Ceux-ci, en effet, sont prêts à en appeler aux Assemblées et même aux «Coordinations » d'assemblées sans rechercher aucune reconnaissance particulière pour leurs syndicats ! Cette position pourrait leur amener bon nombre de sympathies. Ce qui apparaîtrait comme gage de leur honnêteté peut néanmoins se retourner contre eux pour peu que l'on insinue adroitement qu'en fait ils se fondent dans les assemblées pour mieux les manipuler, profitant du fait qu'ils sont moins connus que nous qui ne pouvons nous cacher du fait de notre notoriété.
N'est ce pas là une prise admirable digne des grands maîtres du Jiu-Jitsu ?
Allons, le temps presse mes frères et la besogne est dure : les grévistes semblent déterminés à poursuivre leur mouvement et il est à espérer que notre labeur soit récompensé ! Mais de toutes façons si ce n'est par les uns ce sera par les autres.
Ah ! J'oubliais ! Ayez toujours à l'esprit le mot d'un de nos illustres prédécesseurs le Père Maurice Thorez : « Il faut savoir terminer une grève ! »
PS : Veuillez à ce que ce document ne soit pas divulgué à de simples curés de campagne qui n'ont pas la formation suffisante pour en comprendre la nature.
Les inc'oyables et les Me'veilleux (1) De sou*ce assez poissonneuse, on c*oit savoi* que l'inc*oyable et me*veilleux Be*na*d Thibault de la Cégété decla*e*a la g*ève géné*ale le 1er av*il 2004, de maniè*e à mett*e à p*ofit la pé*iode de septemb*e à av*il pou* const*ui*e la montée en puissance. L'inc*oyable et me*veilleux Ma*c Blondel de Effo ne pou**a pas l'assister dans cette éno*me tâche car il au*a passé la main à son successeu*.
Le déc*et de g*ève géné*ale a**ive*a pa* messager : les syndiqués sont d'o*es et déjà appelés à se mobiliser pour fai*e naît*e puis
d*esser les chevaux qui se*ont nécessai*es dans tous les *elais de poste. Aucune inquiétude à avoi* pou* la paille : le gouve*nement actuel fait tout ce qu'il faut pou* nous y mett*e dessus, c'est une den*ée qui ne manque*a pas.

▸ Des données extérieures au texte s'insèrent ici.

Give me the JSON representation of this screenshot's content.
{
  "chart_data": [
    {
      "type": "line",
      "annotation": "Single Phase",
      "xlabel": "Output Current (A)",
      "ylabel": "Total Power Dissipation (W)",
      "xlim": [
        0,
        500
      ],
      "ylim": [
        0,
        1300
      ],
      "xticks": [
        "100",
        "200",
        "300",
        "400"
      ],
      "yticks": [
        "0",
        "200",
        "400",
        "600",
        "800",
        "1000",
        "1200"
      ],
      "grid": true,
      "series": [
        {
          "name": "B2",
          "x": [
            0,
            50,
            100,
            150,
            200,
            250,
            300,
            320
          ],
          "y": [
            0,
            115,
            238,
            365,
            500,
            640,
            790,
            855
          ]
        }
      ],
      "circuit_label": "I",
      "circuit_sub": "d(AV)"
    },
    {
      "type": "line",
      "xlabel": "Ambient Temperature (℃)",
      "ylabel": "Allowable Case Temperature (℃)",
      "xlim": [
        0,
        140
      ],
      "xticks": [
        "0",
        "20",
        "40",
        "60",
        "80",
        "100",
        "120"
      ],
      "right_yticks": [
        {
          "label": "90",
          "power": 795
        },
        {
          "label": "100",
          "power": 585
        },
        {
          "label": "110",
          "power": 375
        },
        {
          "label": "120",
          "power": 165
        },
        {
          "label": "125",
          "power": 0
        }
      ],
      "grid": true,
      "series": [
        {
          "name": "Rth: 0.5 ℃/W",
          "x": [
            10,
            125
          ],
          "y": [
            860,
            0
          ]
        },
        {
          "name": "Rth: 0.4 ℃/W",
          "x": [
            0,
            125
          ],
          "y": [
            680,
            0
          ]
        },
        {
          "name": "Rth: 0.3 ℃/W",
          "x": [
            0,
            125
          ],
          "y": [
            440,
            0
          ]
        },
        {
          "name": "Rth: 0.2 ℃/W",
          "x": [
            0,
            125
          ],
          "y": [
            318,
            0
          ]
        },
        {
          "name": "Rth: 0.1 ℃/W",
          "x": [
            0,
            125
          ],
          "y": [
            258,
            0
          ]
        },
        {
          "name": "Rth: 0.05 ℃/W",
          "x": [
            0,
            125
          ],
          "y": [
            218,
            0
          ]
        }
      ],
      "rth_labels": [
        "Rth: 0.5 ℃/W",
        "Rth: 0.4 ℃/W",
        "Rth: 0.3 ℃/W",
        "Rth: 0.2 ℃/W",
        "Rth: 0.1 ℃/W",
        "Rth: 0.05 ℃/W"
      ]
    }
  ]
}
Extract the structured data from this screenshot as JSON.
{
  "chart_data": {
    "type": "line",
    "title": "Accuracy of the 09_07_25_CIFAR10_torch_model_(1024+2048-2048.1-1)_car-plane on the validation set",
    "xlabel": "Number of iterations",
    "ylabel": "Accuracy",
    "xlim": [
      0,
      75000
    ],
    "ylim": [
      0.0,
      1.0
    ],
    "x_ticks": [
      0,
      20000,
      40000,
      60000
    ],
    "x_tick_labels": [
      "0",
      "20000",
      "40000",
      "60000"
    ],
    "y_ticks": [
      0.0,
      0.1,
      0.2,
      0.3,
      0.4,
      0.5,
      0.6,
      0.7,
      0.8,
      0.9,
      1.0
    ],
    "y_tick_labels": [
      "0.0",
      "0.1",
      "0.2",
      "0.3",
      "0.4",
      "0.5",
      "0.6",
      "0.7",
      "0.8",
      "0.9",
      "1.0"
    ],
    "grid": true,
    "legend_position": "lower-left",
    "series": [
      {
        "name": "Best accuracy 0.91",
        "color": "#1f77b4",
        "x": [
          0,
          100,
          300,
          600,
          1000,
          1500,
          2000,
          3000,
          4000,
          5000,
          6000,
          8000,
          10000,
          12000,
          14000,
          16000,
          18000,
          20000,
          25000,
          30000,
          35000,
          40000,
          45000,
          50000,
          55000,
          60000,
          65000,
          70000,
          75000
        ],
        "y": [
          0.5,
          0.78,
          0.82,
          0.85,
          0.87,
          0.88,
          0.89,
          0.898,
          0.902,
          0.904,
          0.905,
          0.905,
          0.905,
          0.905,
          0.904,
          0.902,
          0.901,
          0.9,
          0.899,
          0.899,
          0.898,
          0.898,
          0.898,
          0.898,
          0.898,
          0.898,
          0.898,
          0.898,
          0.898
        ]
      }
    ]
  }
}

La *évolution est en ma*che.
AnneMa*ie P.
ZIL Toulouse Ouest
PS : 1. Si le message est brouillé, le tremper dans un chaudron de bave de crapaud en récitant la formule incantatoire "Ce n'est pas le Medef qui nous gouvernera !"
2. Si le message reste encore brouillé, ouvrir son livre d'Histoire à la page 1936 et à la lettre E, comme Espagne(1) INCROYABLES ET MERVEILLEUSES - Après la chute de Robespierre, c'est la fin de la Terreur. La jeunesse dorée aristocratique affiche par réaction des tenues extravagantes et un maniérisme dans la façon de parler. Ils suppriment la lettre R (qui leur rappelle la révolution et robespierre) ; les femmes portent des tenues inspirées de l'Antiquité (les Merveilleuses), les hommes des cravates démesurées et des pantalons moulants (les Incroyables). Leur usage immodéré du parfum de musc les fera surnommer muscadins.